Copertina album Vinicio Capossela (foto internet)

Sold out entrambe le date di Vinicio Capossela a Palermo.

L’artista emiliano, nato in Germania, ha riempito il locale dei Candelai, seppur non grandissimo, sia nella giornata di ieri, che in quella di oggi. Si aspetta il tutto esaurito stasera, anche se l’organizzatore dell’evento ha annunciato che metteranno in vendita i pochissimi biglietti rimasti dalle 20 al botteghino del locale.

Il Tour invernale segue quello estivo chiamato “Esercizi allo scoperto tour” ed è tratto dall’ultimo suo lavoro discografico “Rebetiko Gymnastas” pubblicato dal cantautore lo scorso giugno.

Avevamo già presentato il disco di Vinicio e il suo tour, ma giova ricordare le motivazioni che hanno spinto il cantautore a sperimentare il suono in locali piccoli, cosa che da molto tempo non capitava alla sua band: “la scelta di tornare nei piccoli locali al chiuso è insita nello spirito del disco, il rebetiko è musica nata da una catastrofe, da una grande crisi e da una colossale migrazione. Da allora ha sempre avuto un contenuto eversivo, ha portato in sé il cromosoma della ribellione, della rivolta individuale.

Rebeta viene dal turco rebet, ribelle, colui che meno si tira indietro quando le città vanno a fuoco.
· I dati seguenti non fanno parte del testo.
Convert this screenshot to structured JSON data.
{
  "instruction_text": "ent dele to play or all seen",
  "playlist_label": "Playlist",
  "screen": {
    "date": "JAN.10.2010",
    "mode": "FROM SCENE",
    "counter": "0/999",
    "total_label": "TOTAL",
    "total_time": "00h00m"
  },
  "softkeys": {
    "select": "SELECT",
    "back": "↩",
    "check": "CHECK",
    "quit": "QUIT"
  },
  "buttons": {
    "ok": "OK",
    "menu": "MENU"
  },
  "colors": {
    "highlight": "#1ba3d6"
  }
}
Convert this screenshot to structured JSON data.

Il rebeta è uno che non si sottomette al meccanismo del consumo e che semmai cerca la sua bellezza altrove. Scrive John Berger che la musica iniziò dal grido che lamenta una perdita. Il rebetiko è una musica che lamenta quello che tutti noi abbiamo perduto, una musica che non dimentica le sue origini. Si officia in luoghi chiusi, dove si beve e si privilegia lo struggimento individuale. E’ musica che viene dal basso, che si condivide a tavola, come un’eucarestia”.
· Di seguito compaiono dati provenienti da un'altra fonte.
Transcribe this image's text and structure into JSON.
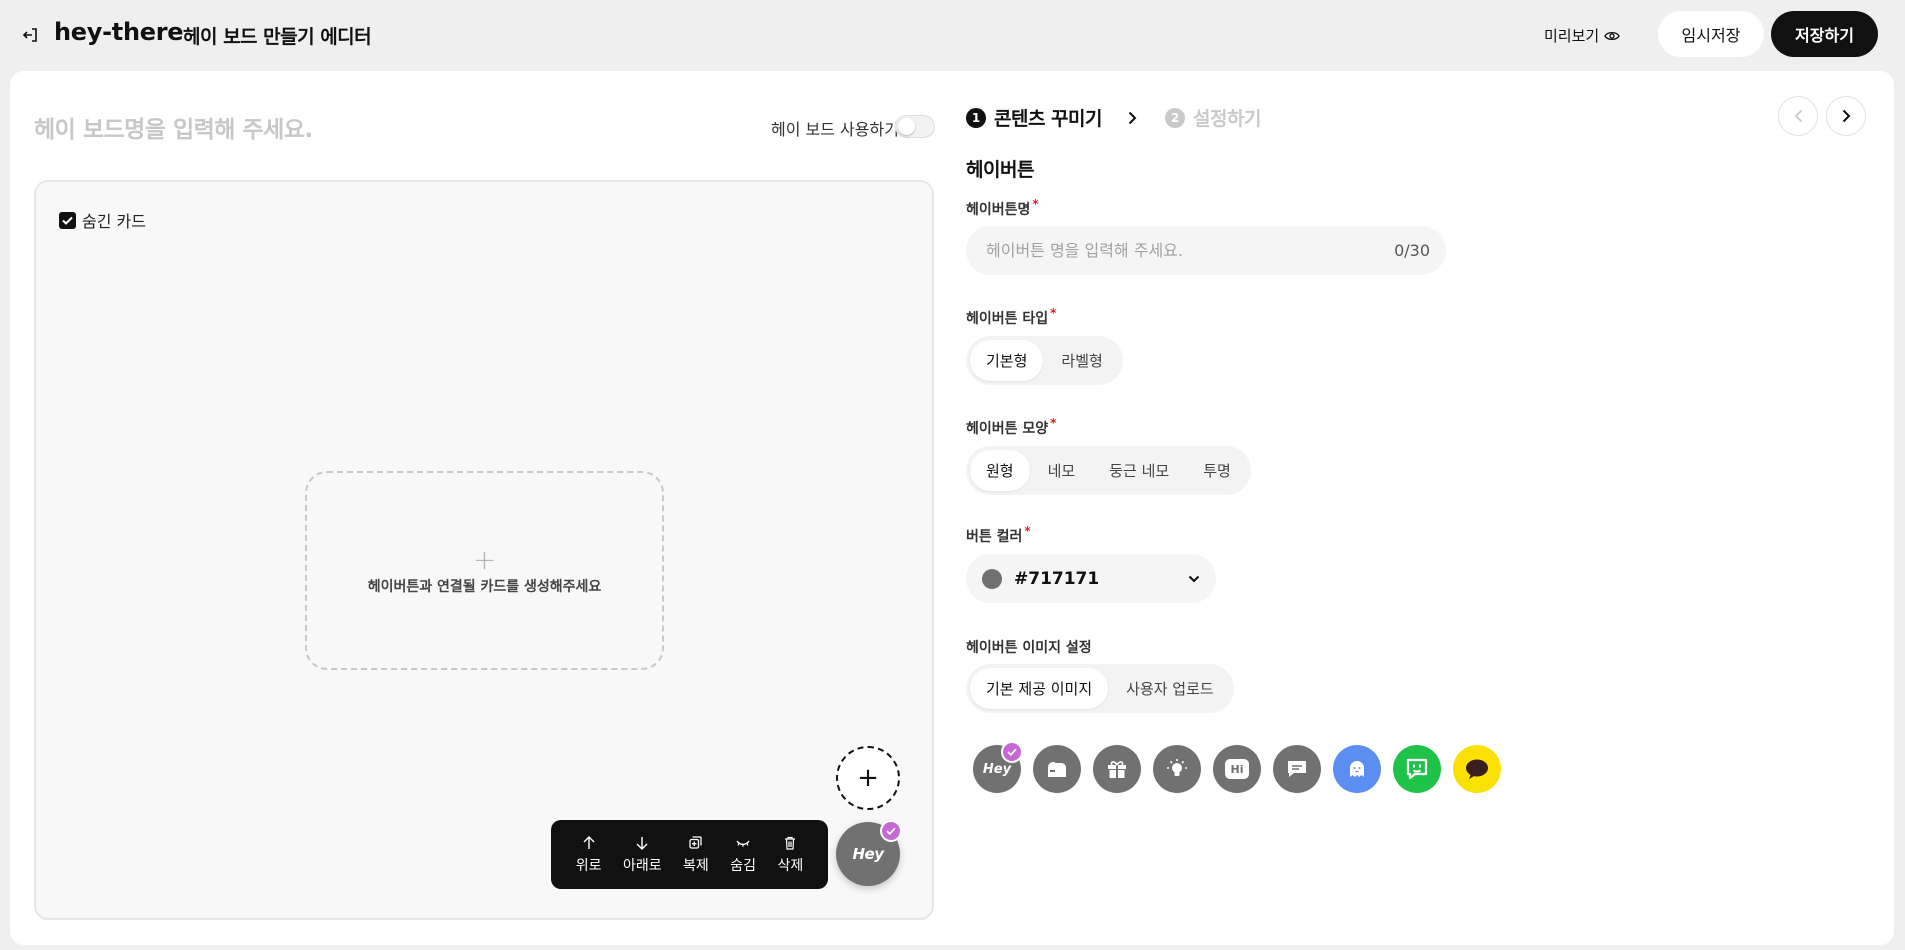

Ad accompagnare sul palco Vinicio Capossela ci saranno gli stessi musicisti che lo hanno sempre accompagnato nei tour precedenti, il tour di Ovunque Proteggi del 2006, il Da Solo Tour del 2008 e quello di Marinai Profeti e Balene del 2010/2011 e che hanno collaborato con l’artista alla registrazione del disco: Vassilis Massalas alla chitarra e baglamas, Ntino Chatziiordanou alla fisarmonica e all’organo Farfisa, Dimitri Emmanouil alle percussioni e soprattutto l’insigne solista del bouzouki Manolis Pappos. Completeranno l’organico due pilastri della band di Capossela quali Alessandro Asso Stefana alla chitarra e Glauco Zuppiroli al contrabbasso.

Il costo del biglietto non è proibitivo, considerato il periodo di crisi, € 25,00 più prevendita.